Der Transkalahari Highway war 1a in Schuss, komplett eben und durchgängig asphaltiert. Man konnte also problemlos 160km/h fahren wenn man den Sprit und Speedingtickets zu bezahlen bereit ist. Zu sehen gabs auf der Strecke so gut wie nichts. Aber für uns war es ja auch der Rückweg und wir hatten keine Zeit irgendwie mal den Highway zu verlassen und was anzuschauen. Die Wüste bzw. Steppe ist verständlicherweise unbewohnt und nur sehr vereinzelt gab es Farmen - von Orten ganz zu schweigen. Dennoch ist die Kalaharie nicht eine Sandwüste wie man es sich vielleicht vorstellt - sondern eher wie eine Steppe mit Gras und kleinem Gestrüpp bewachsen das teilweise einen üppigen grünen Eindruck macht.

Übernachtet wurde auf einer stillgelegten Seitenstraße im Gestrüpp irgendwo vor Mabutsane im Dachzelt. Ein Lagerfeuer gegen die Kälte gabs auch.

05.06.2009: 

Frühstücken und Duschen in Eile weil wir keinen Bock auf die Kühe hatten die auf dem Gelände um uns rundrum standen und nervten.

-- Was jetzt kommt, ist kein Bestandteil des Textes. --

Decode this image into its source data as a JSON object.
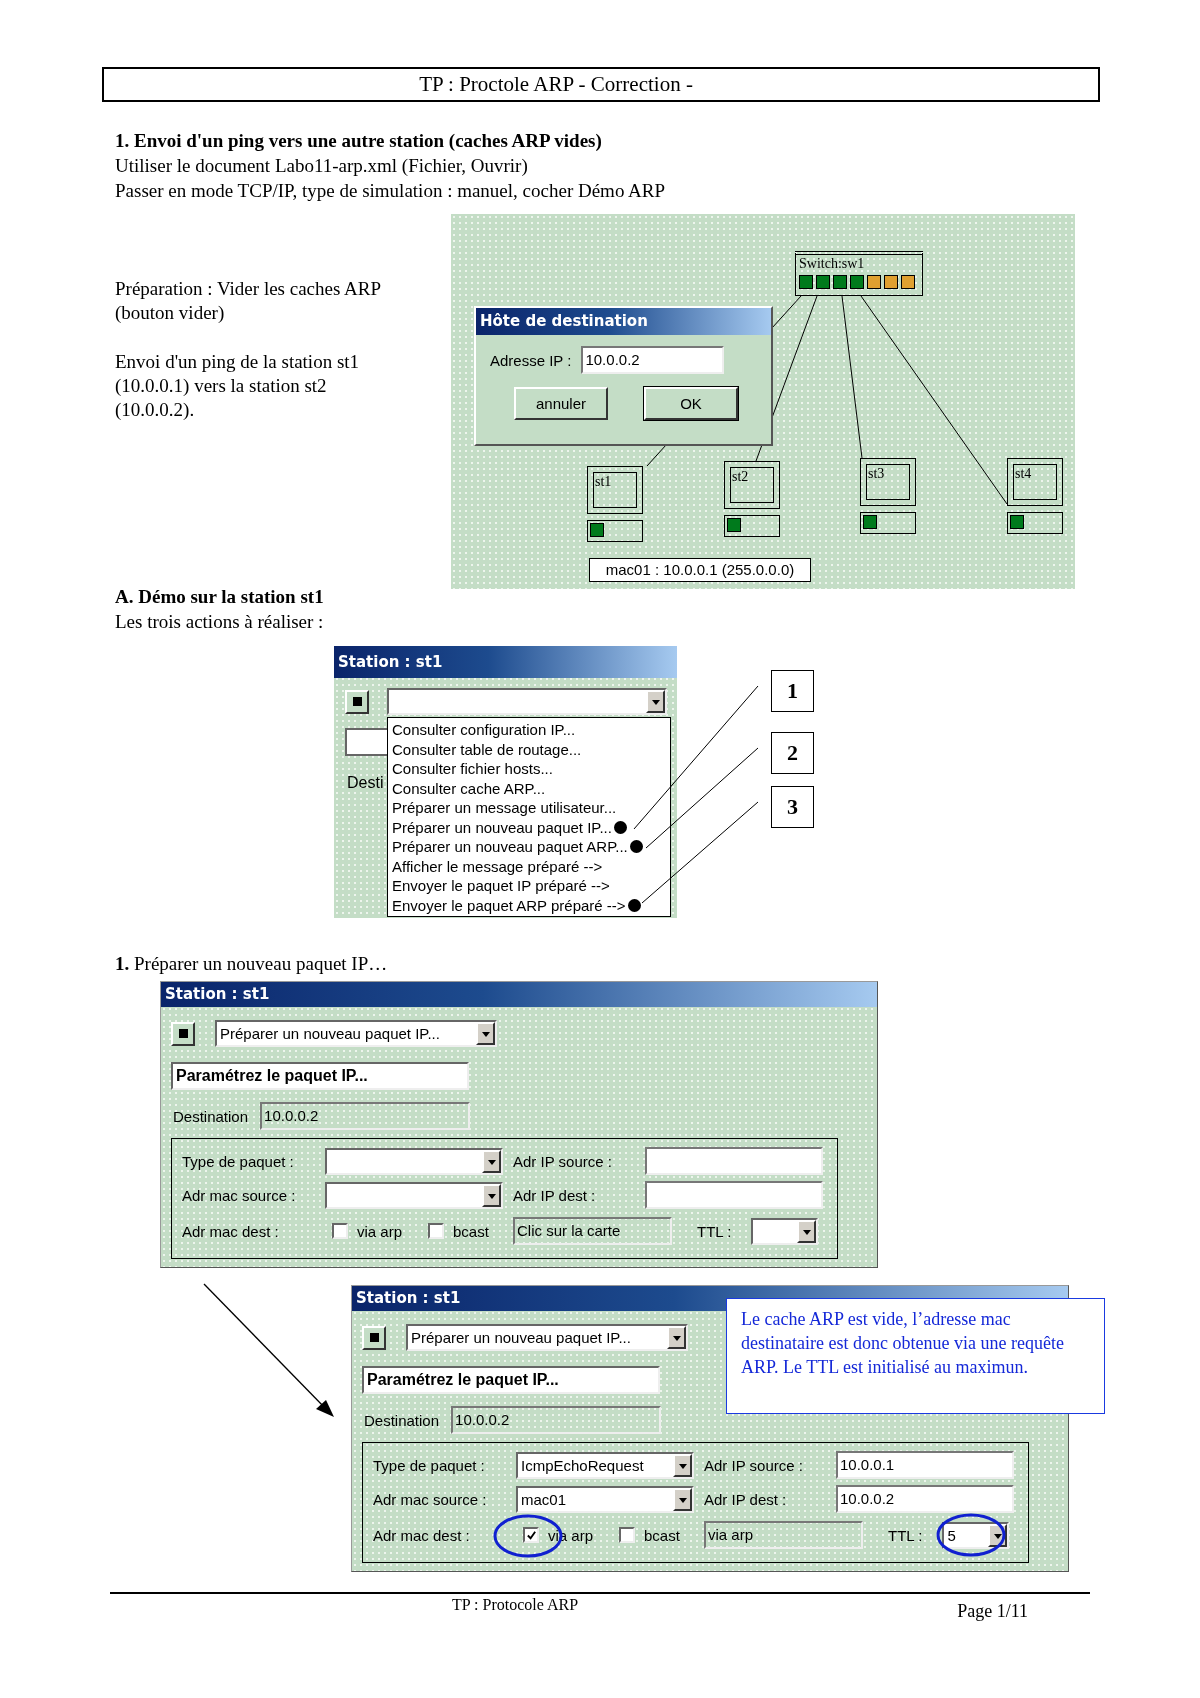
{
  "header": {
    "title": "TP : Proctole ARP - Correction -"
  },
  "section_1": {
    "heading": "1. Envoi d'un ping vers une autre station (caches ARP vides)",
    "lines": [
      "Utiliser le document Labo11-arp.xml (Fichier, Ouvrir)",
      "Passer en mode TCP/IP, type de simulation : manuel, cocher Démo ARP"
    ]
  },
  "preparation": {
    "paragraphs": [
      "Préparation : Vider les caches ARP (bouton vider)",
      "Envoi d'un ping de la station st1 (10.0.0.1) vers la station st2 (10.0.0.2)."
    ]
  },
  "network": {
    "switch": {
      "label": "Switch:sw1",
      "ports": [
        {
          "color": "#007a1c"
        },
        {
          "color": "#007a1c"
        },
        {
          "color": "#007a1c"
        },
        {
          "color": "#007a1c"
        },
        {
          "color": "#e0a030"
        },
        {
          "color": "#e0a030"
        },
        {
          "color": "#e0a030"
        }
      ]
    },
    "stations": [
      {
        "label": "st1"
      },
      {
        "label": "st2"
      },
      {
        "label": "st3"
      },
      {
        "label": "st4"
      }
    ],
    "status": "mac01 : 10.0.0.1 (255.0.0.0)",
    "dialog": {
      "title": "Hôte de destination",
      "field_label": "Adresse IP :",
      "value": "10.0.0.2",
      "buttons": [
        "annuler",
        "OK"
      ]
    }
  },
  "section_a": {
    "heading": "A. Démo sur la station st1",
    "intro": "Les trois actions à réaliser :"
  },
  "menu_window": {
    "title": "Station : st1",
    "label_fragment": "Desti",
    "items": [
      {
        "label": "Consulter configuration IP..."
      },
      {
        "label": "Consulter table de routage..."
      },
      {
        "label": "Consulter fichier hosts..."
      },
      {
        "label": "Consulter cache ARP..."
      },
      {
        "label": "Préparer un message utilisateur..."
      },
      {
        "label": "Préparer un nouveau paquet IP...",
        "callout": "1"
      },
      {
        "label": "Préparer un nouveau paquet ARP...",
        "callout": "2"
      },
      {
        "label": "Afficher le message préparé -->"
      },
      {
        "label": "Envoyer le paquet IP préparé -->"
      },
      {
        "label": "Envoyer le paquet ARP préparé -->",
        "callout": "3"
      }
    ]
  },
  "step_1": {
    "text": "**1.** Préparer un nouveau paquet IP…"
  },
  "windows": [
    {
      "title": "Station : st1",
      "action": "Préparer un nouveau paquet IP...",
      "prompt": "Paramétrez le paquet IP...",
      "destination_label": "Destination",
      "destination": "10.0.0.2",
      "packet_type_label": "Type de paquet :",
      "ip_source_label": "Adr IP source :",
      "mac_source_label": "Adr mac source :",
      "ip_dest_label": "Adr IP dest :",
      "mac_dest_label": "Adr mac dest :",
      "via_arp": {
        "label": "via arp",
        "checked": false
      },
      "bcast": {
        "label": "bcast",
        "checked": false
      },
      "mac_dest": "Clic sur la carte",
      "ttl_label": "TTL :"
    },
    {
      "title": "Station : st1",
      "action": "Préparer un nouveau paquet IP...",
      "prompt": "Paramétrez le paquet IP...",
      "destination_label": "Destination",
      "destination": "10.0.0.2",
      "packet_type_label": "Type de paquet :",
      "packet_type": "IcmpEchoRequest",
      "ip_source_label": "Adr IP source :",
      "ip_source": "10.0.0.1",
      "mac_source_label": "Adr mac source :",
      "mac_source": "mac01",
      "ip_dest_label": "Adr IP dest :",
      "ip_dest": "10.0.0.2",
      "mac_dest_label": "Adr mac dest :",
      "via_arp": {
        "label": "via arp",
        "checked": true,
        "circled": true
      },
      "bcast": {
        "label": "bcast",
        "checked": false
      },
      "mac_dest": "via arp",
      "ttl_label": "TTL :",
      "ttl": "5",
      "ttl_circled": true,
      "note": "Le cache ARP est vide, l’adresse mac destinataire est donc obtenue via une requête ARP. Le TTL est initialisé au maximun."
    }
  ],
  "footer": {
    "title": "TP : Protocole ARP",
    "page": "Page 1/11"
  }
}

Von Mabutsane Botswana ging es dann bis nach Lobatse zum Grenzübergang nach Südafrika. Und ein Stückchen weiter bis nach Zeerust. Dort dann erstmal in eine Tuckerkneipe eingekehrt und Burger gegessen und diverse Motel/Hotels abgecheckt. Wir hatten nämlich noch zwei Tage und wollten es zum Abschluss nochmal schön gemütlich habe. Einige Kilometer aus aus Zeerust Richtung Rustenburg fanden wir dann ein unscheinbares Schild an einer Farm. "Ramalo Lodge - self catering") In der Hütte die uns der Besitzer auf seiner riesigen Farm zeigte (10 Minuten mit dem Jeep durch die Farm bis zur Hütte...) kehrten wir ein. Wir hatten die 2 Etagen der Hütte für uns alleine und ließen es uns gut gehen.

06.06.2009: 0 km
Fotosession - so ein bischen die Ausrüstung unseres Geländecampers fotografiert und Spritztour nach Zeerust - Souveniers kaufen und Burger essen. Und weils so langweilig war eine Showeinlage: Schmeissi bekommt die Tür zu seinem Schlafzimmer nicht mehr auf. Egal - Marcus soll helfen. Was macht der Kerl: Er wumst so gegen die Tür und Türklinke bis die Klinke abbricht. - Super. Uns bleibt nichts anderes übrig als zum Besitzer zu laufen und um Hilfe zu bitten. Was aber alles unproblematisch war. Abends Lagerfeuer hinterm Haus und mit dem Besitzer=Farmer gequatscht. Als Abschiedgeschenk vermachen wir ihm noch unsere überzähligen Biere und Essenvorräte.

07.06.2009: Zeerust - Johburg, Fahrstrecke 240km
Gemütliche Fahrt  nach Johannesburg - mit Navi alles total relaxt. Krass durch Gettos gefahren und fast nicht getraut zu filmen. Dort stehen dann wirklich die Schwarzen um brennende Mülltonnen auf der Straße, Steine überall auf der Fahrbahn und abgewrakte Autos mal hier mal dort. Dazu die Lumpengestalten beim rauchen, saufen oder Klebstoffschnüffel. Mit soviel Muffensausen hatten wir nicht mal während der Offroad Kalahariedurchquerung.
Autowäsche stand dann noch auf dem Programm und notdürftiges polieren vom Lack weil das Auto schon arg mitgenommen aussah.
Der Rückflug ging Problemlos vonstatten. Abflug 19:40 in Johannesburg - umsteigen in Paris und am 08. Juni um 10:10 warn wir wieder in Leipzig.